鈴が自分のベッドに俺を座らせるなんて何か裏があるとしか思えねーぞ。

親父さんの裁判関係でもうじき夏休みだと言うのに忙しく走り回ってたからストレスたまってる可能性もあるし・・・・。

あ――――もしかして殴られるのか俺。

 

「いーからそんな怯えた顔してないで早く座りなさい!」

「お、おお」

 

いきなり出された鈴の声に内心ビビりつつも骨折がなおったばかりの脚で鈴の隣に座る。

・・・・・狭い。

酒ビンやらツマミやらで部屋中占領されていて、鈴のベッドも丁度一人だけ横になれるスペースしかない。

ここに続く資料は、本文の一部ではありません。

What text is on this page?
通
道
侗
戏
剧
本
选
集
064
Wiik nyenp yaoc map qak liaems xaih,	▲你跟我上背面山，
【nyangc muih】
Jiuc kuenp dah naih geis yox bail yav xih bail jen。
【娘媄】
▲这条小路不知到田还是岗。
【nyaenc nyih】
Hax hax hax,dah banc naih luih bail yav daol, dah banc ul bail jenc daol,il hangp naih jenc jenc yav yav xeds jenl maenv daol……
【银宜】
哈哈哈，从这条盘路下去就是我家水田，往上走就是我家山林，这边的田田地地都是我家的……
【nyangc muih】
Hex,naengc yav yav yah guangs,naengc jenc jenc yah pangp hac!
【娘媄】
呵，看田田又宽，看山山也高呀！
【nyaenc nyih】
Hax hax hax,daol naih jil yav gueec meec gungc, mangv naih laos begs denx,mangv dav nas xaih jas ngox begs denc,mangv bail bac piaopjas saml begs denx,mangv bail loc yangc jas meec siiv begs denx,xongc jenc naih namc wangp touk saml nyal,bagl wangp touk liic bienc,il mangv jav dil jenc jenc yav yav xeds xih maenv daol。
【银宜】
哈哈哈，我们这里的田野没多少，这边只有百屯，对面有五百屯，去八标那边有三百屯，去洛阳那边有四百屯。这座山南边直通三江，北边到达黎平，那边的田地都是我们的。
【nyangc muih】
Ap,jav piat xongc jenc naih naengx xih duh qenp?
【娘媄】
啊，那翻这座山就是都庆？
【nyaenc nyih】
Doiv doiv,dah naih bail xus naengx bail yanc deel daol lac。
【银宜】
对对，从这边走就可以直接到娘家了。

実際鈴は疲れてるみたいだしさっさと休めばいいのに、と思った。

 

「・・・・・・はぁ」

「相当疲れてるみたいだな鈴」

「当たり前よ。正直受け止めきれないことが多すぎるわ。超界者の件は公表は控えるって外務省は言ってるけどお父さんが私を・・・その、世界のための犠牲にしようとしていたなんて悲しみより先に驚きの方が沸いてきたわよ」

「そりゃあ・・・。大変なのは当然だな。俺なんかたった二歳の赤ん坊だぜ。親なんかそこでシーツ一枚で寝てる始末だし・・・、もうなんか色々どうでもよくなるよな」

「・・・・どうでもよくなるなんて言わないでよ」

「え?」

 

今、鈴は何て言った?

"どうでもよくなるなんて言わないでよ"・・?

 

「・・・・・」

「・・・・・・・」

「・・・・あ、まさか鈴。俺が自殺するとでも思ってんのか?」

「ぃにゃッ!? ち、違うわよ!? べ、別にあんたの出生についてクレハ自身が納得してるなら何も言わないわよ!・・・・でも」

「でも?」

 

そう聞くと鈴は子供みたいに指をくりくりといじくり回しながらモゾモゾ言った。

健康的に色づいた頬に朱色が差し、照れているのだと分かる。

 

「――ーでも、もしクレハが自分を認められないって言うなら、あたしが何回でも何回でも誉めてあげるわ」

「・・・・」

 

・・・・鈴は、記憶を取り戻した訳ではない。

女王、エリナの心を植え付けられた代償として研究所での日々を忘れてしまった鈴は全くの無自覚で言っているんだろうが、その言葉は初めて俺の存在を認めてくれたあの日の少女の笑顔を彷彿とさせるには十分すぎる効果を持っていて、俺はつい・・・・その、なんだ。

 

「・・・・悪い、鈴――「寝るわっ!」―――へっ?」

 

俺が行動を起こそうと思った矢先、まさかの御就寝である。

 

「あ、悪いけどあんたの膝、か、借りるわよぉ!? し、仕方ないわよねぇ! ベッドに空きがないんだしさぁ!」

「ちょっ、うるさっ! なんだお前! 酔ったのかよ臭いで!?」

「うるさぁい! あたしは臭くなーい!」

「酒の臭いですが!? てかなんで半ギレ!」

 

臭くなーいと叫んだのち、速やかに鈴は眠りについた。

膝の上で猫みたいに眠る鈴をそっと撫でる。

・・・・・まぁいいか。これで。

 

俺は膝の上の暖かな重みを感じながら一学期最後の夜を過ごしたのだった。